In recent years display devices which use a mechanical shutter based on MEMS (Micro Electro Mechanical Systems) technology are gathering attention. A display device which uses a MEMS shutter (referred to as [MEMS display device] below) controls the amount of light which passes through a shutter by rapidly opening and closing a MEMS shutter arranged on each pixel using a TFT to adjust the brightness of the pixels (For example, refer to Patent Document 1 [Japanese Laid Open Patent 2008-197668]). A time-ratio gray scale method is adopted in the MEMS display device whereby an image is displayed by switching in sequence red, green and blue light from an LED backlight. The MEMS display device does not require a polarization film or color filter which are used in liquid crystal display devices and is characterized by having around ten times the usage efficiency of backlight light and half or less the power consumption compared to liquid crystal display devices and also has excellent color reproducibility.
In a MEMS display device a TFT which comprises a switching element for driving a MEMS shutter and a gate driver or data driver for driving the switching element is formed on a substrate. A terminal for supplying an external signal to the TFT is simultaneously formed on the substrate. Usually, in the MEMS display device a passivation film which covers the TFT and terminal is formed on the TFT substrate formed with the TFT and terminal, and a MEMS shutter is formed on the passivation film. Following this, an opposing substrate is bonded to the TFT substrate formed with the MEMS shutter. Since it is necessary to supply an external signal to the terminal formed on the TFT substrate, the TFT substrate and opposing substrate and bonded together so that the opposing substrate does not cover the upper part of the terminal.

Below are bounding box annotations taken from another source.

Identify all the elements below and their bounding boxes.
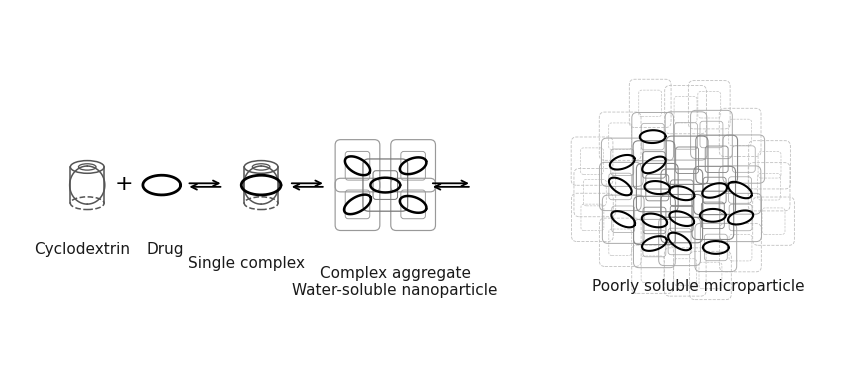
Text: Cyclodextrin: Cyclodextrin xyxy=(35,242,130,257)
Text: +: + xyxy=(114,174,133,194)
Text: Complex aggregate
Water-soluble nanoparticle: Complex aggregate Water-soluble nanopart… xyxy=(293,266,498,298)
Text: Poorly soluble microparticle: Poorly soluble microparticle xyxy=(592,279,805,294)
Text: Drug: Drug xyxy=(147,242,184,257)
Text: Single complex: Single complex xyxy=(188,256,305,271)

Since is necessary to supply an external signal to the terminal formed on the TFT substrate it is necessary to remove the passivation film on the terminal. Usually, in a TFT or semiconductor process the passivation film on the terminal is removed by combining a photolithography process and etching process. On the other hand, in the case of a MEMS display device the working parts of a MEMS shutter are in a floating state and thus it is often difficult to apply a photolithography process (resist coating etc) after forming the MEMS shutter.
In addition, there is a method for removing the passivation film on the terminal by a dry etching process after bonding the TFT substrate and opposing substrate and cutting them into individual MEMS display devices. However, in the removal method of the passivation film there is a problem in which the manufacturing throughput of a MEMS display device drops significantly and specialized devices are required.
In addition, while there is a method for removing the passivation film by irradiating a laser onto the terminal upper part the manufacturing throughput of a MEMS display device drops significantly.
Thus, the present invention was realized in an attempt to solve the problems described above by providing a display device and manufacturing method of the display device in which specialized devices are not required and whereby a passivation film is removed from a terminal without decreasing manufacturing throughput.